Monday 24 August 2020

Edward McDonald On The Natural Relation Between Semantics And Lexicogrammar

I remember when I read that passage [Halliday (1985: xvii-xix) on the natural relation between meaning and wording] way back in the day I thought it made perfect sense, but more recently I’ve come to wonder what exactly “natural” implies. In a multilingual context, it must presumably mean “ ‘natural’ as defined within each language”, while in a multimodal context it would refer to the intersection of the range of different semiotic systems involved, or some common system lying behind all of them (this latter possibility I personally would be rather resistant to because I’m against semiotic universalism as I am all other kinds).
So “natural” presumably can’t mean “given by nature”, because in that case the semantics of all languages would be the same; but if this “naturalness” is “conventional”, to what degree? Or to put it another way, how do the many commonalities across the material and social worlds of human communities get “translated” or “semioticised” into individual human languages. And if all human communication is multimodal, and all semiotic systems are “natural” in their different ways, how do these different “natures” get to be coordinated or mutually-enforcing in communicative contexts?

Blogger Comments:

[1] To be clear, by 'natural' Halliday means a non-arbitrary relation between lexicogrammatical form and the meaning it realises. Halliday (1985: xvii, xviii, xix):
The relation between the meaning and the wording is not, however, an arbitrary one: the form of the grammar relates naturally to the meanings that are being encoded. A functional grammar is designed to bring this out; it is a study of wording, but one that interprets the wording by reference to what it means. …
What this means is that both the general kinds of grammatical pattern that have evolved in language, and the specific manifestations of each kind, bear a natural relation to the meanings they have evolved to express. … the distinction into word classes of verb and noun reflects the analysis of experience into goings-on, expressed as verbs, and participants in the goings-on, expressed as nouns; and so on. …
Since the relation of grammar to semantics is in this sense natural, not arbitrary … 
[2] To be clear, according to Halliday, the non-arbitrary relation between meaning and wording evolved naturally in language; 'natural' is thus not defined differently for different languages.

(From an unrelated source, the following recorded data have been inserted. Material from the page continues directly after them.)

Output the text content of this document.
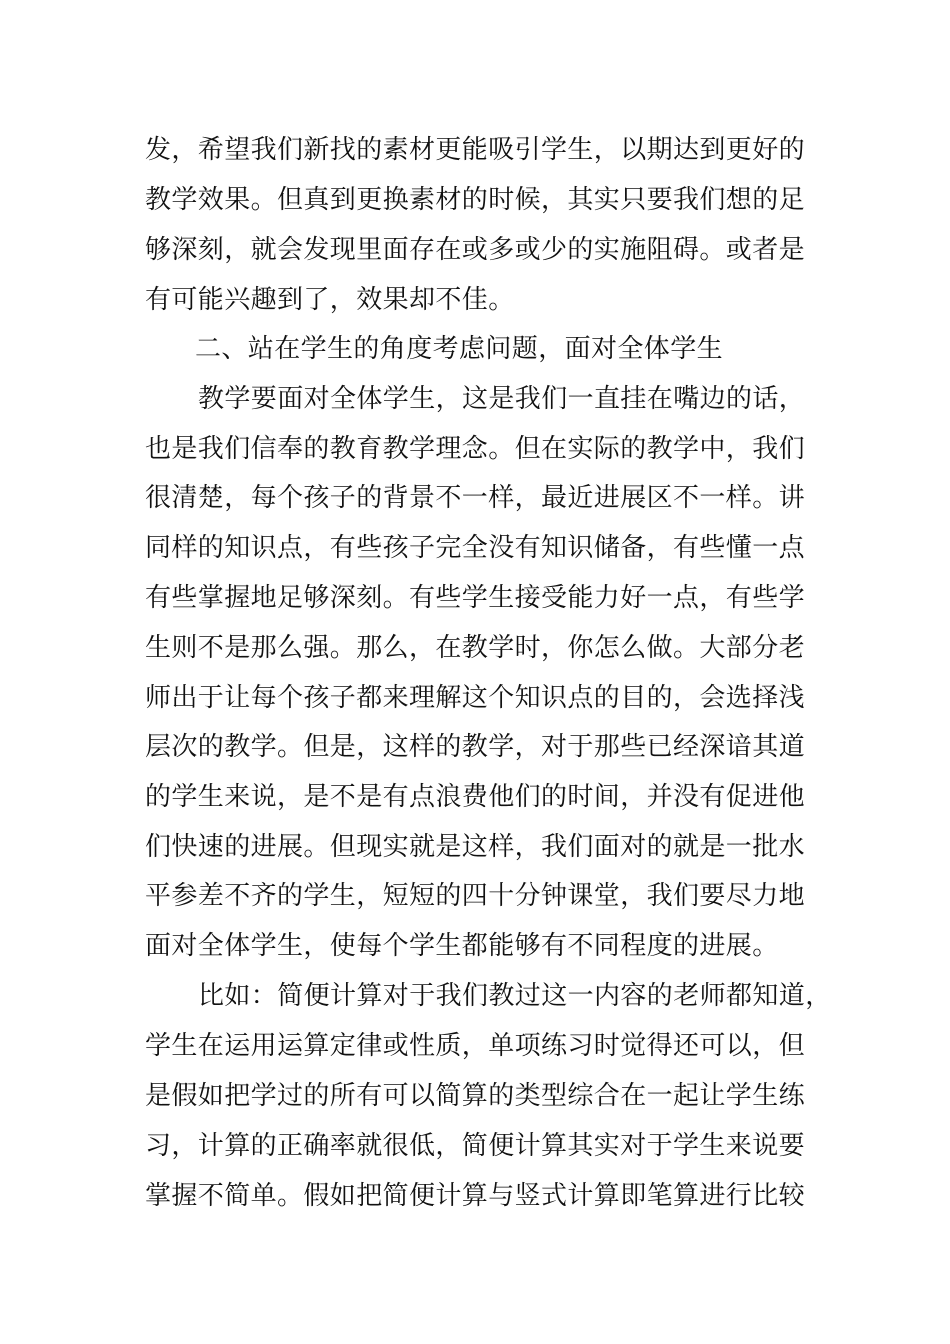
发，希望我们新找的素材更能吸引学生，以期达到更好的
教学效果。但真到更换素材的时候，其实只要我们想的足
够深刻，就会发现里面存在或多或少的实施阻碍。或者是
有可能兴趣到了，效果却不佳。
二、站在学生的角度考虑问题，面对全体学生
教学要面对全体学生，这是我们一直挂在嘴边的话，
也是我们信奉的教育教学理念。但在实际的教学中，我们
很清楚，每个孩子的背景不一样，最近进展区不一样。讲
同样的知识点，有些孩子完全没有知识储备，有些懂一点
有些掌握地足够深刻。有些学生接受能力好一点，有些学
生则不是那么强。那么，在教学时，你怎么做。大部分老
师出于让每个孩子都来理解这个知识点的目的，会选择浅
层次的教学。但是，这样的教学，对于那些已经深谙其道
的学生来说，是不是有点浪费他们的时间，并没有促进他
们快速的进展。但现实就是这样，我们面对的就是一批水
平参差不齐的学生，短短的四十分钟课堂，我们要尽力地
面对全体学生，使每个学生都能够有不同程度的进展。
比如：简便计算对于我们教过这一内容的老师都知道，
学生在运用运算定律或性质，单项练习时觉得还可以，但
是假如把学过的所有可以简算的类型综合在一起让学生练
习，计算的正确率就很低，简便计算其实对于学生来说要
掌握不简单。假如把简便计算与竖式计算即笔算进行比较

[3] To be clear, the natural relation between meaning and wording only concerns language, because language is the only semiotic system with a content plane stratified into meaning and wording. That is, language is the only semiotic system that affords the verbal projection of locutions (wordings).

[4] To be clear, according to Halliday, language — evolved and developed from protolanguage — is the social semiotic system that makes other such social semiotic systems possible; see Halliday & Matthiessen (1999: 602-6).

[5] To be clear, the natural relation between semantics and lexicogrammatical form does not entail that the semantics of all languages would be the same, since it is the relation that is shared by languages, not (necessarily) the semantics.

[6] To be clear, in this context, 'natural' (non-arbitrary) is the opposite of 'conventional' (arbitrary).

[7] To be clear, on the one hand, this topic, the construal of experience as meaning, is a different issue from the foregoing discussion on the natural relation between meaning and wording. On the other hand, it assumes that experience is already categorised (as "commonalities across the material and social worlds of human communities") before being construed as meaning by language. SFL Theory assumes the opposite: that experience only becomes meaning when construed as such by semiotic systems. The former is known as the transcendent view of meaning, the latter is known as the immanent view of meaning. See Halliday & Matthiessen (1999: 416, 426, 439, 441, 603, 605).

[8] To be clear, in this context, it is not semiotic systems that are "natural", but the relation between meaning and wording in the only semiotic system with wording: language.

[9] As can be seen from the foregoing, this question is distinct from what Halliday means by a natural relation between meaning and wording. For Halliday (Halliday & Matthiessen 1999: 602), it is context that makes the co-ordination of language with parallel social semiotic systems possible.